In the 1980s, drought increased competition between herders and farmers for water and land use. Sudan’s authorities – mainly Arabs from north Sudan – turned a blind eye as discrimination and attacks on ‘African’ tribes increased. Armed clashes broke out. From the late 1990s, ‘Arab’ militia attacks were supported by the Sudanese Government in a policy of ‘Arabization’. Over 200 villages, mainly Fur, Massaleit and Zaghawa, were cleared of their people between 2000 and 2002.
These tribes began to organize to defend themselves. On 25 April 2003, two rebel groups – the Sudan Liberation Army (SLA) and the Justice and Equality Movement (JEM) – successfully attacked the air base at Al Fasher, North Darfur.
The Government responded by arming and unleashing a local ‘Arab’ militia, nicknamed ‘Janjaweed’ (devils on horseback), on Darfur’s civilian African population. They swept through village after village, killing, raping, looting, burning. Often their attacks were supported by Sudanese troops or aircraft. By 2006, over 3,000 villages had been destroyed, 2.8 million people had been internally displaced and 200,000 had become refugees in Chad. Up to 400,000 people had been killed, either through direct violence or starvation and disease as a result of the ethnic cleansing.
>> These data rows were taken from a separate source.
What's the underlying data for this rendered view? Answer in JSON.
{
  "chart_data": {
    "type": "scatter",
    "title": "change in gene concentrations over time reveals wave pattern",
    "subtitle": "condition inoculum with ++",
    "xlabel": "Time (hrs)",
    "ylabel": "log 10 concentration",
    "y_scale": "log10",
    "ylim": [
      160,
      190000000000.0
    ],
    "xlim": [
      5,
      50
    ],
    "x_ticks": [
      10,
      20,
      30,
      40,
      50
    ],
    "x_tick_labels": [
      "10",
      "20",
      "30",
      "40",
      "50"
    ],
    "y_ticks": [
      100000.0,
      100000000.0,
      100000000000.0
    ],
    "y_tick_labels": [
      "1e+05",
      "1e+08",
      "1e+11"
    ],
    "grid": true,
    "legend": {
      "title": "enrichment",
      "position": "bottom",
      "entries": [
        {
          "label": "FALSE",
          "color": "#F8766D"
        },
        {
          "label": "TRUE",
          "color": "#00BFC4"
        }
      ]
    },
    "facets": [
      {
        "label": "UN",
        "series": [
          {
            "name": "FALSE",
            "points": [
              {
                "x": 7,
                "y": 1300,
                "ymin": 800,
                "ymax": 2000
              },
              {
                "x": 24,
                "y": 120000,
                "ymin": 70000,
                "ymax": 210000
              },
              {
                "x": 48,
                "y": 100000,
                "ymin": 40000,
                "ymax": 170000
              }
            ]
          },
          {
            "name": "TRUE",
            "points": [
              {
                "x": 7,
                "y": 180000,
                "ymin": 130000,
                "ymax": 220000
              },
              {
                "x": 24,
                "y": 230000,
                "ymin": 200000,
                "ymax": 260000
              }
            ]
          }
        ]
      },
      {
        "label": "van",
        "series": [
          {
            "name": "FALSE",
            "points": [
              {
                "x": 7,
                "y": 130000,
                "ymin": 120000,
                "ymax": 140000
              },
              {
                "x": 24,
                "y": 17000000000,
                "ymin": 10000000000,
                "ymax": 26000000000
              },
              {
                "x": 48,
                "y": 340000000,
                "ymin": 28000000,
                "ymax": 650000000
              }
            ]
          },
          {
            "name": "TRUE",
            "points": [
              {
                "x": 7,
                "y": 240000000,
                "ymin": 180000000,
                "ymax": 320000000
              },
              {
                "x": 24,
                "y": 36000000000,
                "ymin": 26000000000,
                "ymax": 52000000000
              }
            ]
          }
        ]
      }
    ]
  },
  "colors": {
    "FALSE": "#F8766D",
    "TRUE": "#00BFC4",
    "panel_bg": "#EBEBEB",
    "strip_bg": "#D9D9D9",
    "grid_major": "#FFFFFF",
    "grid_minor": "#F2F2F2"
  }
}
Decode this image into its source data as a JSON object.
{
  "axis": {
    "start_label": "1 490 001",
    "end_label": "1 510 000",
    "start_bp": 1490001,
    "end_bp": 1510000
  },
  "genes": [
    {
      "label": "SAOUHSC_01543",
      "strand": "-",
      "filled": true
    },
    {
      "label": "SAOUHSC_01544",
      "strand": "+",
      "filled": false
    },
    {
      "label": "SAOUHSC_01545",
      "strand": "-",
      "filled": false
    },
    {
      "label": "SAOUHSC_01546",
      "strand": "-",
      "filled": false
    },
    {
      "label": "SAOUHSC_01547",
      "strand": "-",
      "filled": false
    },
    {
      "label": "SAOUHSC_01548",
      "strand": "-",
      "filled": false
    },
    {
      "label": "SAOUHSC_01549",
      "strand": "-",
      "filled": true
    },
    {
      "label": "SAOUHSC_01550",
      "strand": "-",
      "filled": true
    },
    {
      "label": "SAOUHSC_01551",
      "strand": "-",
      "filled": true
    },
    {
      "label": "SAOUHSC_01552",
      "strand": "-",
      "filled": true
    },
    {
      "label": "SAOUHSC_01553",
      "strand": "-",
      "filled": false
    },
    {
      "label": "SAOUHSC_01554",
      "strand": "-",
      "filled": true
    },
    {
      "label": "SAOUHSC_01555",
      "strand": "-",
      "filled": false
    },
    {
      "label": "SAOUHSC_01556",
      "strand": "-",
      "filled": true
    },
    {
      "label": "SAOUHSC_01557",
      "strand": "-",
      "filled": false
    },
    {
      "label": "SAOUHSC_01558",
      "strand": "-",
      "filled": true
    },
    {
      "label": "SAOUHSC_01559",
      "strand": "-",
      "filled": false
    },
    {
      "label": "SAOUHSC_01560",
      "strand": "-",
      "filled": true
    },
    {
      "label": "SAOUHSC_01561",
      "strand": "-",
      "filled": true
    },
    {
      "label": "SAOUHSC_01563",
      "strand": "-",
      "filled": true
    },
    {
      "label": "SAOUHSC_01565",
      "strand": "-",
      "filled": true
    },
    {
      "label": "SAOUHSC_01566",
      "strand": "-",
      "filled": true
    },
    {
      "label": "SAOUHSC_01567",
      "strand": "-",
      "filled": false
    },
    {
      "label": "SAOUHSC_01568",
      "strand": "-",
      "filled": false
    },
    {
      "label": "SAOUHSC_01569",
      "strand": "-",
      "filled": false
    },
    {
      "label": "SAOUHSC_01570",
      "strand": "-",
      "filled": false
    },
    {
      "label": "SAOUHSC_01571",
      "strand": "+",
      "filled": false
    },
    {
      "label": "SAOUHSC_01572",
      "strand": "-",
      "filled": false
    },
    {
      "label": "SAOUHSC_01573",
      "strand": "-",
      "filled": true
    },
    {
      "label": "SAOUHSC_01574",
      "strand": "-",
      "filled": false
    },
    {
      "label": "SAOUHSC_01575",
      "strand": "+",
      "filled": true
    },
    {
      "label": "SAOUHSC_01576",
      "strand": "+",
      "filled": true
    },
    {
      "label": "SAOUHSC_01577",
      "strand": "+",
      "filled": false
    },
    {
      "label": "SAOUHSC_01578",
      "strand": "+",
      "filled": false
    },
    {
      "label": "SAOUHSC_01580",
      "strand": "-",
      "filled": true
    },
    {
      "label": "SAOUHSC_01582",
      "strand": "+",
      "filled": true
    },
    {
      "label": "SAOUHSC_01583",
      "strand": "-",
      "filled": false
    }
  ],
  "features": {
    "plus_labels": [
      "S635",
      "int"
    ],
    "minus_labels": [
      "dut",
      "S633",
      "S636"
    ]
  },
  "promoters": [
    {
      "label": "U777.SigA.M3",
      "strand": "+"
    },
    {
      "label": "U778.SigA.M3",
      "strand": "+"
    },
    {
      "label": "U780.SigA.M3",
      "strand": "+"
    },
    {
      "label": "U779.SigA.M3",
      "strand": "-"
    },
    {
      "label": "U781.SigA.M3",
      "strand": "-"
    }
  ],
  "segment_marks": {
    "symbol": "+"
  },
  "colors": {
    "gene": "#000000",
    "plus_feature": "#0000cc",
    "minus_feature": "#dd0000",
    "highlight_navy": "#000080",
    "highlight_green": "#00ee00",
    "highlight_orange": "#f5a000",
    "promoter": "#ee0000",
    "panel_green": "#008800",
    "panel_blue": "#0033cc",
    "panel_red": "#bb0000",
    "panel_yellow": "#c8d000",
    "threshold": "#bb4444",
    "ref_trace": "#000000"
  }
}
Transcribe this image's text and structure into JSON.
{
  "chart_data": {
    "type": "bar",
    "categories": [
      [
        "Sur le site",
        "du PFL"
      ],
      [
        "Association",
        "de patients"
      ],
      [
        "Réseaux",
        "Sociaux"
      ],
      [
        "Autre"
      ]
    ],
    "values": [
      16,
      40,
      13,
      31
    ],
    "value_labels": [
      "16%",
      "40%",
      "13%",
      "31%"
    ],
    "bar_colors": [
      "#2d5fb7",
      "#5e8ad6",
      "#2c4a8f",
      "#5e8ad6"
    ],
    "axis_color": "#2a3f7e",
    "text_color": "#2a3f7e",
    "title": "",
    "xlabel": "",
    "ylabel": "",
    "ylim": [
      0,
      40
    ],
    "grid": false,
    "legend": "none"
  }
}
A decade after the start of the crisis, millions remain displaced, fighting in Darfur continues, a series of partial peace deals between the Sudanese Government and rebel factions in the region have not held, and an international peacekeeping mission involving the African Union and United Nations has failed to bring peace. Humanitarian relief has kept hundreds of thousands of displaced Darfuris alive, but there is still no security for them to return home. Meanwhile, ethnic cleansing has spread to Sudan’s Nuba Mountains and Blue Nile State, where hundreds of thousands of internally displaced people have been cut off from international humanitarian relief since mid 2011.
In 2005, the UN Security Council referred the Darfur situation to the International Criminal Court. In 2010, the ICC issued an arrest warrant for Sudan’s President, Omar Bashir, on charges of genocide. He is the only sitting Head of State in the World facing such a warrant. Today, the crisis continues.